Die Revision wird zugelassen.
Tatbestand
Die Parteien streiten darüber, ob die Beklagte verpflichtet ist, die Betriebsrenten des Klägers zum 1. Juli 2014 anzupassen.
Der am XX.XX. 1942 geborene Kläger trat bei der Rechtsvorgängerin der Beklagten am 1. Mai 1979 als Prokurist ein. Dem Arbeitsverhältnis lag ein Arbeitsvertrag vom 28. März 1979 zugrunde (Anlage K 2). Dieser enthielt in seinem § 5 Altersversorgung folgende Regelung:
"Der Mitarbeiter wird zusätzlich zu der gesetzlichen Angestelltenversicherung beim BEAMTENVERSICHERUNGS-VEREIN DES DEUTSCHEN BANK- UND BANKIERGEWERBES a.G. versichert. Die Bank zahlt hierfür satzungsgemäß den Arbeitgeber-Anteil und freiwillig die darauf entfallende Steuer."
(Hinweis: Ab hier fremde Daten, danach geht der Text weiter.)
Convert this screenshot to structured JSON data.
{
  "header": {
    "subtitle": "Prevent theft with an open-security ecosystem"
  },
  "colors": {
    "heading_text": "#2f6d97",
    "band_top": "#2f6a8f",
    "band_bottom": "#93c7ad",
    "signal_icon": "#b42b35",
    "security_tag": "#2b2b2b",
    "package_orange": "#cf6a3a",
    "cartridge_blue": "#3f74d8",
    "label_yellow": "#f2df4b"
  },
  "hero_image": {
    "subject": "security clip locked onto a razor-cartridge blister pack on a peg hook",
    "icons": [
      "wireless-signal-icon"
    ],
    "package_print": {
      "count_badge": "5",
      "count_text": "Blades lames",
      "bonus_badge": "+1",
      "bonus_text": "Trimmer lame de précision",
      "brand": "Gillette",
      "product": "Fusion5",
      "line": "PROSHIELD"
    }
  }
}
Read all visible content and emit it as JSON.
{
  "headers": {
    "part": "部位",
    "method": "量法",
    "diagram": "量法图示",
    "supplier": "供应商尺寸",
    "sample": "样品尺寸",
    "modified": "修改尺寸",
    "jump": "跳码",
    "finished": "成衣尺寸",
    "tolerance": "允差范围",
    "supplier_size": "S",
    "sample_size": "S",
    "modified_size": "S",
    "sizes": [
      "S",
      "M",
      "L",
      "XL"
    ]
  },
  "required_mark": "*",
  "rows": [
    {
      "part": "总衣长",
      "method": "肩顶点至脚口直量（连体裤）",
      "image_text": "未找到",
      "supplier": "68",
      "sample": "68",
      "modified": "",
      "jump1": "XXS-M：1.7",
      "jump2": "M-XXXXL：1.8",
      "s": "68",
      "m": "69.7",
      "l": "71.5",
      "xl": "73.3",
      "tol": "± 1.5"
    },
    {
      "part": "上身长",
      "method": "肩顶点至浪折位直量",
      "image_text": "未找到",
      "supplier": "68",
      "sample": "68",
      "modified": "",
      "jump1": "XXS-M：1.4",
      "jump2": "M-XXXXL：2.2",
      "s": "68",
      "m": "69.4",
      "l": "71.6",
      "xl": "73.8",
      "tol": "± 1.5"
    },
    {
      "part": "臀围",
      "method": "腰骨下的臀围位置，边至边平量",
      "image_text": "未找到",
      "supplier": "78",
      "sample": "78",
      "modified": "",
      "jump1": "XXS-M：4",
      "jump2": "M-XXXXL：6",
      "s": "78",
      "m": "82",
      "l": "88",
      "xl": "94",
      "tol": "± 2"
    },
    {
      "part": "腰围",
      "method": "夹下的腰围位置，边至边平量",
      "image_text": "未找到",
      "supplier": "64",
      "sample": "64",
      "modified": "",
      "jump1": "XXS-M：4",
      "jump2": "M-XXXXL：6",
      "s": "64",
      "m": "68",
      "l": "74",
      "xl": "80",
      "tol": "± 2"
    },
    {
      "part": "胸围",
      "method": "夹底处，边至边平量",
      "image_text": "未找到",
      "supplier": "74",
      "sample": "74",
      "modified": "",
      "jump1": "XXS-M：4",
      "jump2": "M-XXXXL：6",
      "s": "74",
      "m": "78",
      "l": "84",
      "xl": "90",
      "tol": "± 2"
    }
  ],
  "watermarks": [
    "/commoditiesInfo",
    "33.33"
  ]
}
Bei dem BVV Versicherungsverein des Bankgewerbes a.G. (im Folgenden: BVV Versicherungsverein) handelt es sich um eine regulierte Pensionskasse. Die Satzung des BVV Versicherungsvereins (Anlage B 1) enthält auszugsweise folgende Regelungen:
"§ 2
Der BVV hat die Aufgabe, nach Maßgabe der Satzung und Versicherungsbedingungen
(1) Den bei ihm versicherten Angestellten ... bei Erreichen der Altersgrenze eine Rente,
... zu zahlen.
(4) Die Leistungszusagen der BVV Versorgungskasse des Bankgewerbes e.V. (nachfolgend "VK" genannt) ... in Rückdeckung zu nehmen, ...
§ 24
(1) Aus dem Überschuss des Geschäftsjahres sind mindestens 2,5 % der Verlustrücklage zuzuführen, bis sie mindestens 2,5 % der Deckungsrückstellung erreicht.
(2) Der weitere Überschuss ist der Rückstellung für Beitragsrückerstattung zuzuführen und zugunsten der Versicherten und Rentner nach Maßgabe der jeweiligen Versicherungsbedingungen und des genehmigten Geschäftsplans zu verwenden. ..."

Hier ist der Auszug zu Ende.